От неожиданности Тоня рухнула на стул, почувствовав внезапную слабость в ногах. Она не успела внутренне собраться, подготовиться к отражению атаки, поэтому забормотала растерянно:
- О каком мирном договоре вы говорите? Что вы имеете в виду?
- Ты прекрасно понимаешь, что я имею в виду, - строго сказала Екатерина Михайловна, усаживаясь за стол напротив девушки и глядя на нее серьёзно и даже требовательно.  – Сколько можно парню голову морочить?!
- Никто ему голову не морочит, - возразила Тоня. Но вдруг возмутилась: с чего это она оправдывается? – А вы знаете, что сделал ваш сын, что натворил?!
- Знаю. Он мне все рассказал.
- И кто он после этого?
- Дурак. Но дурак то влюбленный! От любви люди такие глупости совершают, что даже представить нормальному человеку трудно! Вот мой Василий, пока еще в женихах ходил, однажды зимой в мороз без перчаток залез на опору линии электропередач, да и крикнул оттуда на весь свет: «Катя, я тебя люблю!» А опора-то железная! Руки-то и примерзли к металлу. Он потом даже в больницу попал с обмороженными руками. Я сразу и согласилась выйти за него замуж, от греха подальше, пока еще чего-нибудь не натворил.

Тоня недоверчиво хмыкнула:
- Это действительно глупость, глупость, но не подлость. А то, что совершил Сергей – настоящая подлость. Как это вообще можно простить?!

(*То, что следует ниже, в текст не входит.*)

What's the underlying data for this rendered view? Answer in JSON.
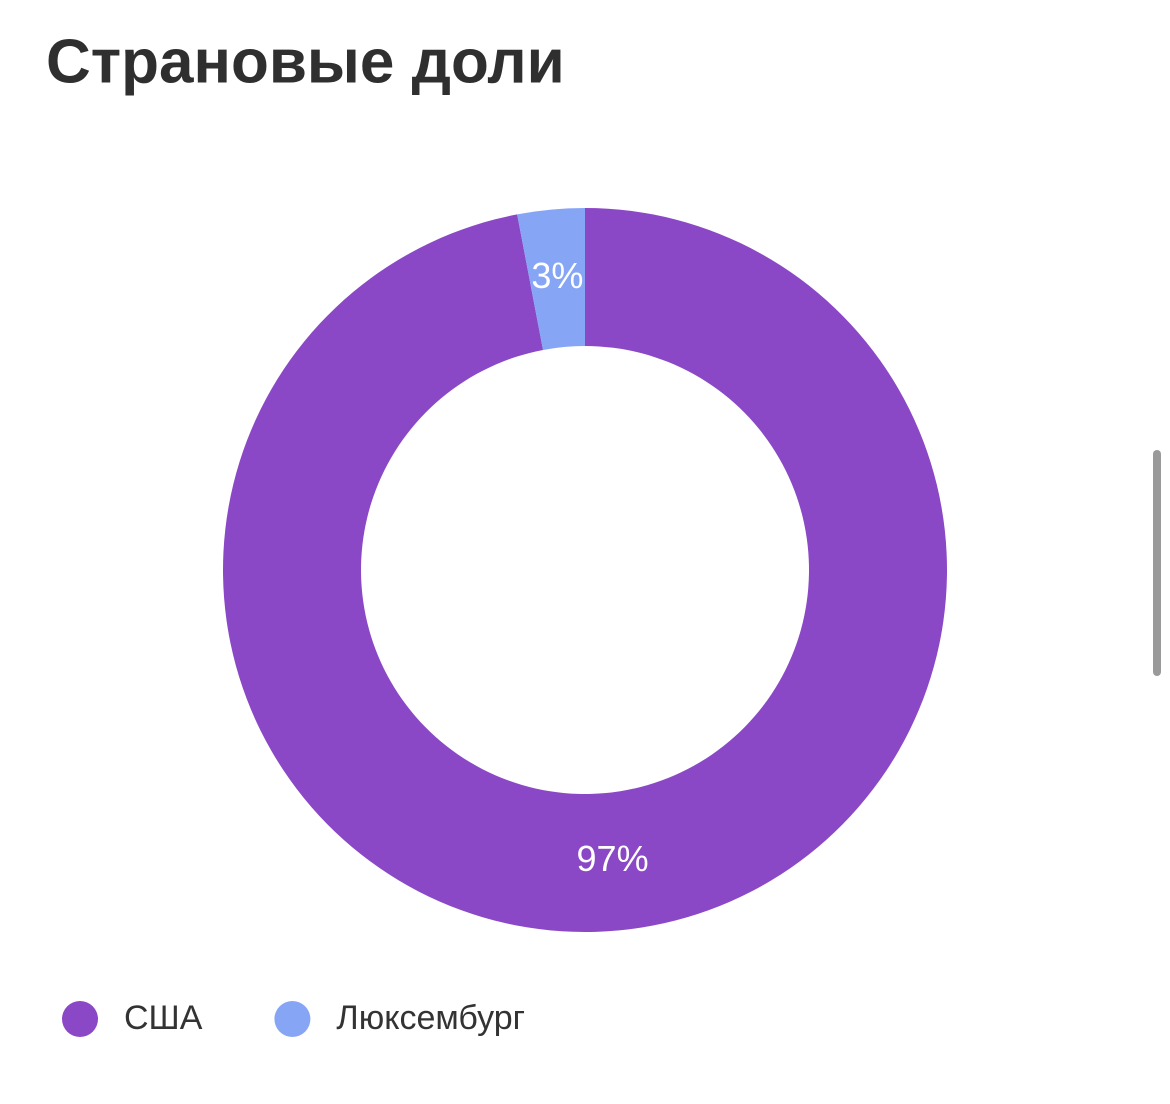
{
  "chart_data": {
    "type": "donut",
    "title": "Страновые доли",
    "categories": [
      "США",
      "Люксембург"
    ],
    "values": [
      97,
      3
    ],
    "value_labels": [
      "97%",
      "3%"
    ],
    "colors": [
      "#8b48c6",
      "#86a6f5"
    ],
    "legend": "bottom-left"
  }
}
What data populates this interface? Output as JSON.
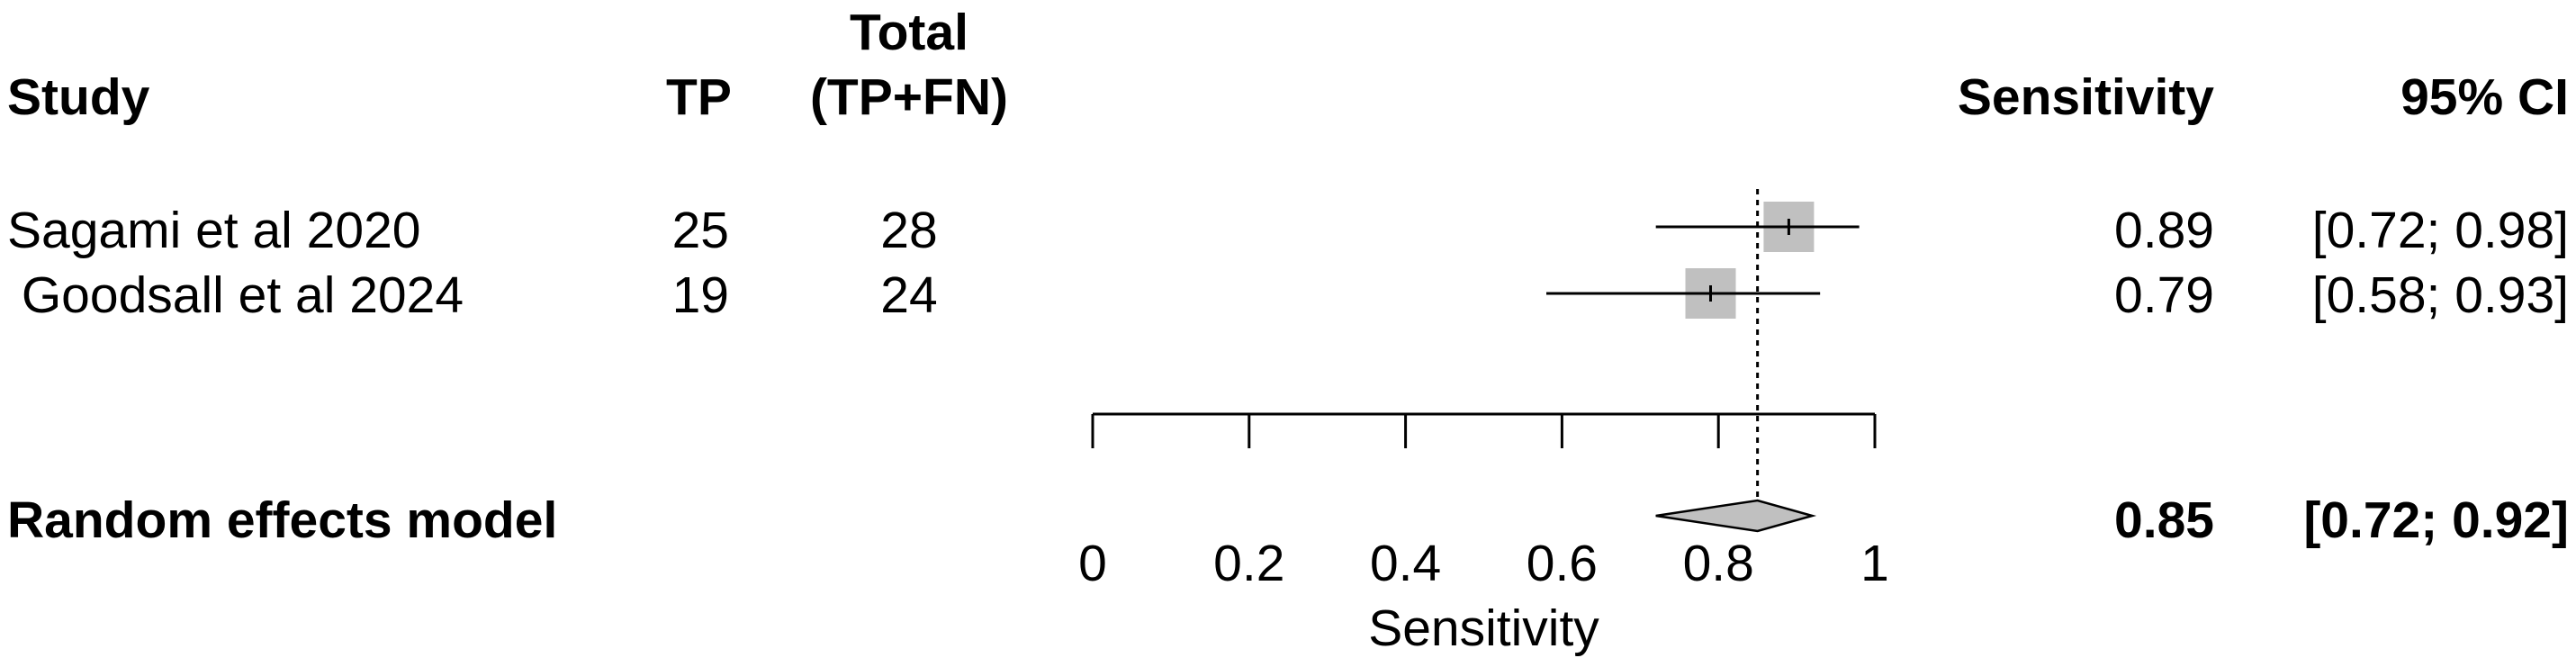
{
  "headers": {
    "study": "Study",
    "tp": "TP",
    "total_line1": "Total",
    "total_line2": "(TP+FN)",
    "sensitivity": "Sensitivity",
    "ci": "95% CI"
  },
  "studies": [
    {
      "name": "Sagami et al 2020",
      "tp": "25",
      "total": "28",
      "sens": "0.89",
      "ci": "[0.72; 0.98]"
    },
    {
      "name": " Goodsall et al 2024",
      "tp": "19",
      "total": "24",
      "sens": "0.79",
      "ci": "[0.58; 0.93]"
    }
  ],
  "model": {
    "label": "Random effects model",
    "sens": "0.85",
    "ci": "[0.72; 0.92]"
  },
  "axis": {
    "label": "Sensitivity",
    "ticks": [
      "0",
      "0.2",
      "0.4",
      "0.6",
      "0.8",
      "1"
    ]
  },
  "colors": {
    "box": "#c0c0c0",
    "diamond": "#c0c0c0",
    "line": "#000000"
  },
  "chart_data": {
    "type": "forest",
    "xlim": [
      0,
      1
    ],
    "xticks": [
      0,
      0.2,
      0.4,
      0.6,
      0.8,
      1
    ],
    "xlabel": "Sensitivity",
    "reference_line": 0.85,
    "studies": [
      {
        "name": "Sagami et al 2020",
        "estimate": 0.89,
        "lower": 0.72,
        "upper": 0.98,
        "weight": 0.5
      },
      {
        "name": "Goodsall et al 2024",
        "estimate": 0.79,
        "lower": 0.58,
        "upper": 0.93,
        "weight": 0.5
      }
    ],
    "pooled": {
      "name": "Random effects model",
      "estimate": 0.85,
      "lower": 0.72,
      "upper": 0.92
    }
  }
}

- Согласна, поступок не благородный. Но и ты ведь, девочка, поступила с ним не очень красиво. – В глазах женщины мелькнула искра насмешки. А Тоня неожиданно для себя густо покраснела и опустила взгляд. – Оба вы хороши! Я думаю, что искупление всех ваших грехов спит сейчас в спальне в детской кроватке. Во-первых, Тоня, умение прощать – главное умение в семейной жизни, без него никак. Во-вторых, поверь моему жизненному опыту, любой ребенок может вырасти счастливым только в полноценной семье, рядом с любящими родителями. Вот и подумай, что для тебя важнее: счастье дочери или прокисшая от времени обида. А Сережка мой очень хороший. Это я тебе не как мать говорю. И он любит тебя.
- Да уж, любит! – воскликнула Тоня, не сдержав недоверчивую ухмылку. – И в суд на меня грозился подать из любви.

Екатерина Михайловна смерила девушку пристальным взглядом, покачала головой, но промолчала. Снова поднялась из-за стола и пошла заниматься приготовлением ужина.